Study of Genomic Heterogeneity of Hepatocellular Carcinomas by Using Arbitrary Primer Polymerase Chain Reaction (AP-PCR).
- Author:
Seong Ho KIM
1
;
Seong Woo HONG
;
Jeong Hyun KIM
;
Yun Kyung KANG
;
Tae Gil HEO
;
Yeo Goo CHANG
;
In Wook PAIK
;
Hyucksang LEE
Author Information
1. Department of Surgery, Seoul Paik Hospital, Inje University, Seoul, Korea. cosmo021@hanmail.net
- Publication Type:Original Article
- Keywords:
Hepatocellular carcinoma;
Intrahepatic metastasis;
Multicentric occurrence;
Clonality;
AP-PCR;
DNA fingerprinting
- MeSH:
Carcinoma, Hepatocellular*;
Cholangiocarcinoma;
Discrimination (Psychology);
DNA;
DNA Fingerprinting;
Microdissection;
Needles;
Neoplasm Metastasis;
Polymerase Chain Reaction*;
Population Characteristics*
- From:Korean Journal of Hepato-Biliary-Pancreatic Surgery
2002;6(1):26-32
- CountryRepublic of Korea
- Language:Korean
-
Abstract:
BACKGROUND/AIMS: Discrimination between intrahepatic metastasis (IM) and de novo multicentric occurrence (MO) in multiple hepatocellular carcinoma (HCC) is important not only for the study of hepatocarcinogenesis but also for determination of therapeutic strategies.
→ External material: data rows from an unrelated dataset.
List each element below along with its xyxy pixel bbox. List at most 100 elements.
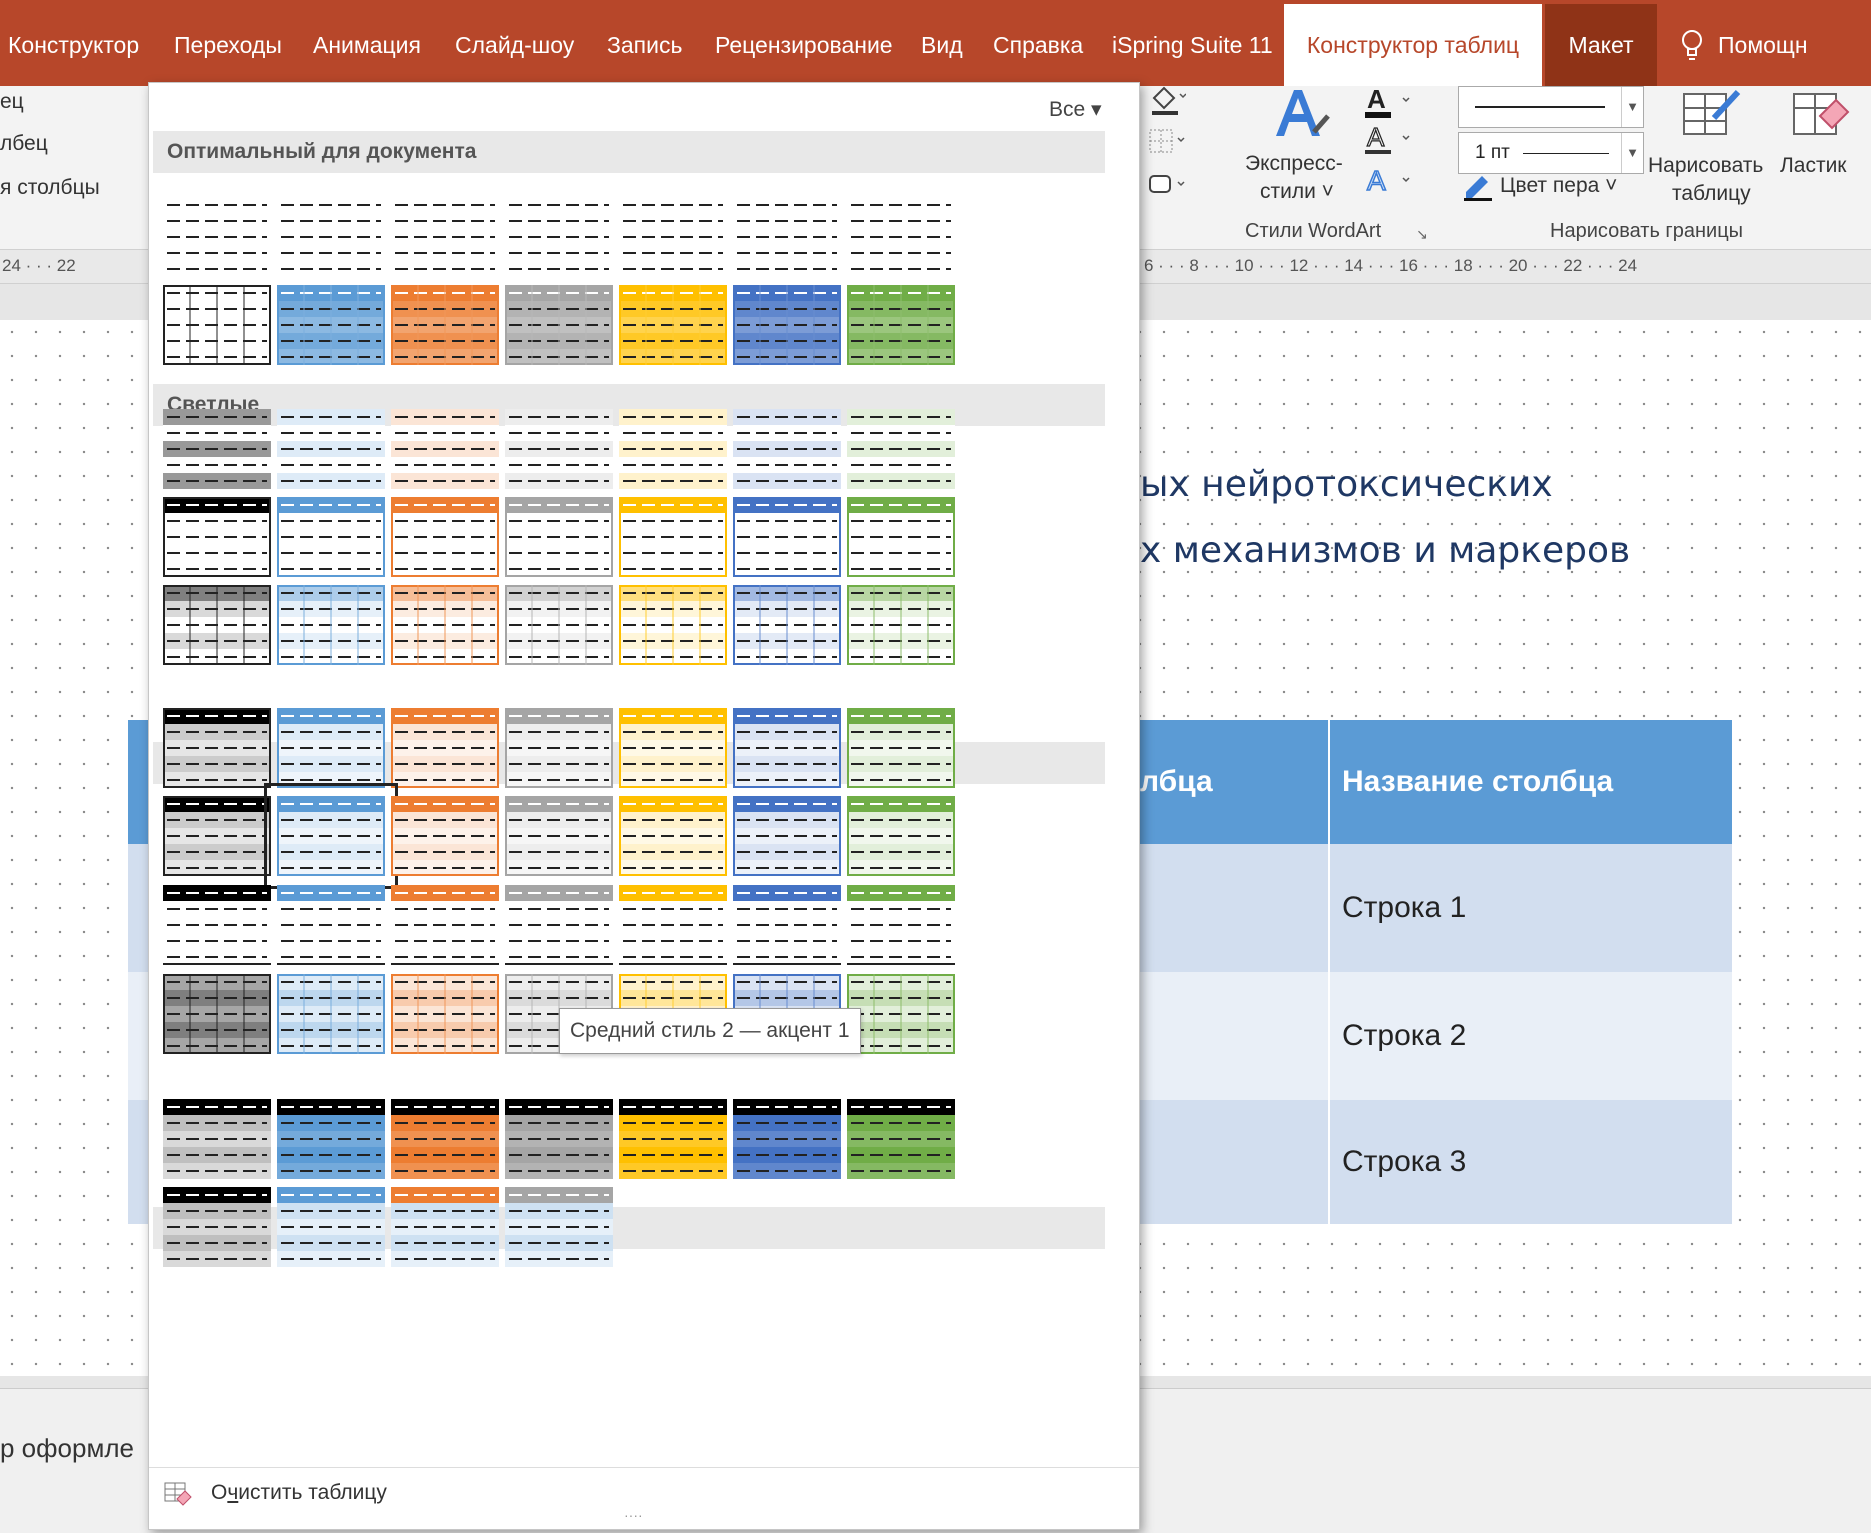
slide-body-line-1[interactable]: ых нейротоксических (1140, 464, 1553, 505)
table-style-swatch[interactable] (505, 885, 613, 965)
table-style-swatch[interactable] (505, 285, 613, 365)
table-style-swatch[interactable] (733, 708, 841, 788)
table-style-swatch[interactable] (277, 708, 385, 788)
tab-table-design[interactable]: Конструктор таблиц (1284, 4, 1542, 86)
table-style-swatch[interactable] (277, 285, 385, 365)
table-style-swatch[interactable] (163, 497, 271, 577)
tab-slideshow[interactable]: Слайд-шоу (455, 4, 574, 86)
table-style-swatch[interactable] (505, 708, 613, 788)
table-style-swatch[interactable] (163, 885, 271, 965)
table-style-swatch[interactable] (505, 1187, 613, 1267)
tab-view[interactable]: Вид (921, 4, 963, 86)
table-style-swatch[interactable] (847, 1099, 955, 1179)
table-style-swatch[interactable] (733, 885, 841, 965)
table-header-cell[interactable]: лбца (1128, 720, 1328, 844)
tab-review[interactable]: Рецензирование (715, 4, 893, 86)
table-style-swatch[interactable] (847, 708, 955, 788)
tab-tell-me[interactable]: Помощн (1718, 4, 1808, 86)
table-style-swatch[interactable] (505, 796, 613, 876)
table-style-swatch[interactable] (847, 885, 955, 965)
table-style-swatch[interactable] (847, 285, 955, 365)
table-style-swatch[interactable] (391, 708, 499, 788)
resize-grip[interactable]: ···· (624, 1507, 643, 1523)
text-outline-a-icon[interactable]: A (1365, 124, 1415, 158)
gallery-filter-dropdown[interactable]: Все ▾ (1049, 97, 1102, 122)
table-style-swatch[interactable] (277, 197, 385, 277)
text-effects-a-icon[interactable]: A (1365, 164, 1415, 198)
table-style-swatch[interactable] (277, 1099, 385, 1179)
table-style-swatch[interactable] (391, 285, 499, 365)
table-style-swatch[interactable] (733, 409, 841, 489)
tab-ispring[interactable]: iSpring Suite 11 (1112, 4, 1273, 86)
notes-text[interactable]: р оформле (0, 1433, 134, 1464)
table-style-swatch[interactable] (163, 409, 271, 489)
table-style-swatch[interactable] (619, 197, 727, 277)
table-style-swatch[interactable] (733, 497, 841, 577)
table-style-swatch[interactable] (619, 409, 727, 489)
table-style-swatch[interactable] (391, 497, 499, 577)
table-style-swatch[interactable] (277, 1187, 385, 1267)
clear-table-button[interactable]: Очистить таблицу (211, 1481, 387, 1505)
table-style-swatch[interactable] (733, 585, 841, 665)
option-banded-columns[interactable]: я столбцы (0, 176, 100, 200)
table-style-swatch[interactable] (619, 1099, 727, 1179)
tab-transitions[interactable]: Переходы (174, 4, 282, 86)
table-style-swatch[interactable] (847, 497, 955, 577)
table-style-swatch[interactable] (391, 409, 499, 489)
table-style-swatch[interactable] (163, 1099, 271, 1179)
table-style-swatch[interactable] (277, 585, 385, 665)
eraser-label[interactable]: Ластик (1780, 154, 1847, 178)
table-style-swatch[interactable] (847, 197, 955, 277)
dialog-launcher-icon[interactable]: ↘ (1416, 226, 1428, 243)
table-style-swatch[interactable] (163, 1187, 271, 1267)
table-style-swatch[interactable] (277, 885, 385, 965)
pen-color-button[interactable]: Цвет пера ˅ (1500, 174, 1617, 198)
table-style-swatch[interactable] (163, 285, 271, 365)
text-a-brush-icon[interactable] (1270, 86, 1330, 142)
table-style-swatch[interactable] (733, 197, 841, 277)
table-style-swatch[interactable] (391, 796, 499, 876)
table-style-swatch[interactable] (505, 409, 613, 489)
table-style-swatch[interactable] (163, 796, 271, 876)
table-cell[interactable]: Строка 3 (1328, 1100, 1732, 1224)
table-style-swatch[interactable] (505, 585, 613, 665)
table-style-swatch[interactable] (847, 409, 955, 489)
table-style-swatch[interactable] (277, 974, 385, 1054)
table-style-swatch[interactable] (505, 197, 613, 277)
table-style-swatch[interactable] (391, 585, 499, 665)
table-style-swatch[interactable] (619, 585, 727, 665)
option-last-column[interactable]: лбец (0, 132, 48, 156)
table-cell[interactable]: Строка 2 (1328, 972, 1732, 1100)
table-style-swatch[interactable] (391, 1187, 499, 1267)
table-style-swatch[interactable] (619, 796, 727, 876)
table-style-swatch[interactable] (505, 1099, 613, 1179)
draw-table-label[interactable]: Нарисовать (1648, 154, 1763, 178)
draw-table-icon[interactable] (1680, 86, 1744, 140)
table-style-swatch[interactable] (277, 409, 385, 489)
table-style-swatch[interactable] (163, 197, 271, 277)
text-fill-a-icon[interactable]: A (1365, 86, 1415, 120)
tab-design[interactable]: Конструктор (8, 4, 139, 86)
pen-style-dropdown[interactable]: ▼ (1458, 86, 1644, 128)
table-style-swatch[interactable] (391, 885, 499, 965)
table-style-swatch[interactable] (733, 1099, 841, 1179)
table-cell[interactable]: Строка 1 (1328, 844, 1732, 972)
table-style-swatch[interactable] (619, 285, 727, 365)
borders-icon[interactable] (1146, 126, 1186, 156)
table-style-swatch[interactable] (163, 708, 271, 788)
table-style-swatch[interactable] (619, 885, 727, 965)
tab-record[interactable]: Запись (607, 4, 682, 86)
table-style-swatch[interactable] (391, 1099, 499, 1179)
table-style-swatch[interactable] (619, 497, 727, 577)
table-styles-gallery[interactable]: Все ▾ Оптимальный для документа Светлые … (148, 82, 1140, 1530)
table-style-swatch[interactable] (847, 796, 955, 876)
table-style-swatch[interactable] (163, 974, 271, 1054)
express-styles-label-2[interactable]: стили ˅ (1260, 180, 1334, 204)
table-style-swatch[interactable] (277, 497, 385, 577)
table-style-swatch[interactable] (733, 796, 841, 876)
slide-body-line-2[interactable]: х механизмов и маркеров (1140, 530, 1630, 571)
tab-animations[interactable]: Анимация (313, 4, 421, 86)
option-first-column[interactable]: ец (0, 90, 24, 114)
table-style-swatch[interactable] (847, 974, 955, 1054)
table-style-swatch[interactable] (505, 497, 613, 577)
The purpose of this study is to evaluate the clonality of multiple or recurrent hepatocelluar carcinoma by using AP-PCR. METHODS: Paraffin-embedded blocks of 9 multiple synchronous hepatocellular carcinomas, one recurrent hepatocellular carcinoma and one combined hepatocellular carcinoma and intrahepatic cholangiocarcinoma were used. None of the tumors was larger than 3.3 cm in diameter. Microdissection was done by using sterile 27 gauge needles and microscope. Two different arbitrary primers (AR3, ZF3) were utilized in AP- PCR. The clonality of tumor was assessed by DNA band pattern (DNA fingerprint) of PCR product. RESULTS: Eight of nine multiple synchronous hepatocellular carcinomas had distinctly different DNA fingerprints. One recurrent hepatocellular carcinoma and one combined hepatocellular carcinoma and intrahepatic cholangiocarcinoma also had different DNA fingerprints. CONCLUSION: AP-PCR is a simple and very powerful method for determining the clonality of multiple hepatocellular carcinomas. The majority of multiple, small-sized hepatocellular carcinomas have different clonalities and it seems that a significant number of multiple hepatocellular carcinomas are of multicentric, de novo nature.